Fourth time round the balance between horror and comedy is not so deft. The action grinds to a halt every time Chia-Le makes a feeble pass at Ching-ching, or Four Eyes plays a prank on Yi-Yu. Although the central theme concerns China’s two oldest religions trying to get along, the Buddhist emerges a more compassionate figure than the Taoist sifu, who is quick to anger and slow to forgive. When it comes to vampire slaying lore, Four Eyes has the edge. Alongside the familiar magic mirrors and sticky rice as a cure for vampire bites, this introduces malted sugar as a handy glue for restraining springy bloodsuckers, and “snake wine” as another means of treating infected wounds. In case of emergencies a bath in rice milk with some live snakes is a sure-fire cure (if you’re brave).

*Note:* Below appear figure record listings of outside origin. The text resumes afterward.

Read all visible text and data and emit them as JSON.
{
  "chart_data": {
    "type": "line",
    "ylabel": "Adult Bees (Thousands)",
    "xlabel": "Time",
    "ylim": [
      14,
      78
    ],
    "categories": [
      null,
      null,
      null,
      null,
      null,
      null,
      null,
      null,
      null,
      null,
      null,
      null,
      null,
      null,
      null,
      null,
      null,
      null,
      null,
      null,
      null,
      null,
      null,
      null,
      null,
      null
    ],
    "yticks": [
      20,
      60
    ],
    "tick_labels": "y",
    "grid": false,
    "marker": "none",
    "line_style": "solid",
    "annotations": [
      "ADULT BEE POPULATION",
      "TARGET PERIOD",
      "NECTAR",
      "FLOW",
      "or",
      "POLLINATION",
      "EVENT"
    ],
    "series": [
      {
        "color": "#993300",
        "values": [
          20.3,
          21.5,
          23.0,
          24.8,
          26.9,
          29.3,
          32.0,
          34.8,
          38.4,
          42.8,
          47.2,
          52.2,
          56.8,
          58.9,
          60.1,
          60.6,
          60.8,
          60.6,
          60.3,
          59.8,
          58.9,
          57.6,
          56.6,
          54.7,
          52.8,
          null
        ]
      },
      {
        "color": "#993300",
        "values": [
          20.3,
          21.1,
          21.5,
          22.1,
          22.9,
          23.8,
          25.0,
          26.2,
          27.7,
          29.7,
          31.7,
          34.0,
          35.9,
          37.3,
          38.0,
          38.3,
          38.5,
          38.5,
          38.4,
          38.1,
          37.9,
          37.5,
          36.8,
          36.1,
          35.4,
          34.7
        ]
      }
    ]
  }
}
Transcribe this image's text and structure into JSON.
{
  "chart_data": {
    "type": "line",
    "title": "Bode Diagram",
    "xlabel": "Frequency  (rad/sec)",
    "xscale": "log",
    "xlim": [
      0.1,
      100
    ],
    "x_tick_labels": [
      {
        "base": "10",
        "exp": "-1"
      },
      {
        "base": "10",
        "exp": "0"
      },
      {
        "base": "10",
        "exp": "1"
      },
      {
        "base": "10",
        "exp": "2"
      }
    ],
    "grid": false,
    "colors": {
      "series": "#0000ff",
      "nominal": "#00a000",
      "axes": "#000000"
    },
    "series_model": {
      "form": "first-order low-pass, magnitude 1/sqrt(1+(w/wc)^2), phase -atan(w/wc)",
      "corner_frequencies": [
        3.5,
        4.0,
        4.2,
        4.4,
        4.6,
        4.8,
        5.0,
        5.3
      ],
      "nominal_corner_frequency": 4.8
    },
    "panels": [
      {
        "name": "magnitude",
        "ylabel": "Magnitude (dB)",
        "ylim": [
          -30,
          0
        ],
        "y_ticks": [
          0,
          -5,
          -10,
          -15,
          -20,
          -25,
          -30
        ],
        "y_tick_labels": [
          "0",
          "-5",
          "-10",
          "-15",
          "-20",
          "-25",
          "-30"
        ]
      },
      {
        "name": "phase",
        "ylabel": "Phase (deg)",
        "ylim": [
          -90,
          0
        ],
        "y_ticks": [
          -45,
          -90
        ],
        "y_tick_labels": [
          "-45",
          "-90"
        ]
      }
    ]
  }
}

As usual the martial arts sequences are exceptional, with Chin-Kar Lok a suitably acrobatic clown and Wu Ma and Anthony Chan tag-teaming for some vampire wrestling. Nice to see Loletta Lee given a chance to leap up walls and drop-kick vamps with the boys, as well as flex her comedic chops. However, Mr. Vampire 4 shoots its wad too early with a winningly surreal sequence. Four Eyes leads a conga line of hopping vampires through the misty forest (complete with limbo music!) when a ghostly maiden (series regular Pauline Wong) with flowing sleeves floats down from the trees. She strips off, blows scented bubbles and cel animated kisses that literally set his heart pounding, and lures Four Eyes into ghost sex. Until his high-tech ghost spectacles reveal her as a hairy fox spirit. After that amusing interlude, the film lapses into strained slapstick closer to kung fu comedies about feuding martial arts masters like The Odd Couple (1979) or Warriors Two (1978) than supernatural fantasy.
However, the spectacle of veteran Yuen Wah as a mincing, primadonna gay vampire who bites victims on the bum is pretty funny, if somewhat homophobic. Plus a surprisingly tense and witty finale finds our heroes glued to the floor, coping with a rabid vamp while a Taoist spell inflates Four Eyes physique like Superman, and snakes prove the ideal ingredients to make the undead explode. Lam Ching Ying came back for the next sequel, Magic Cop (1990).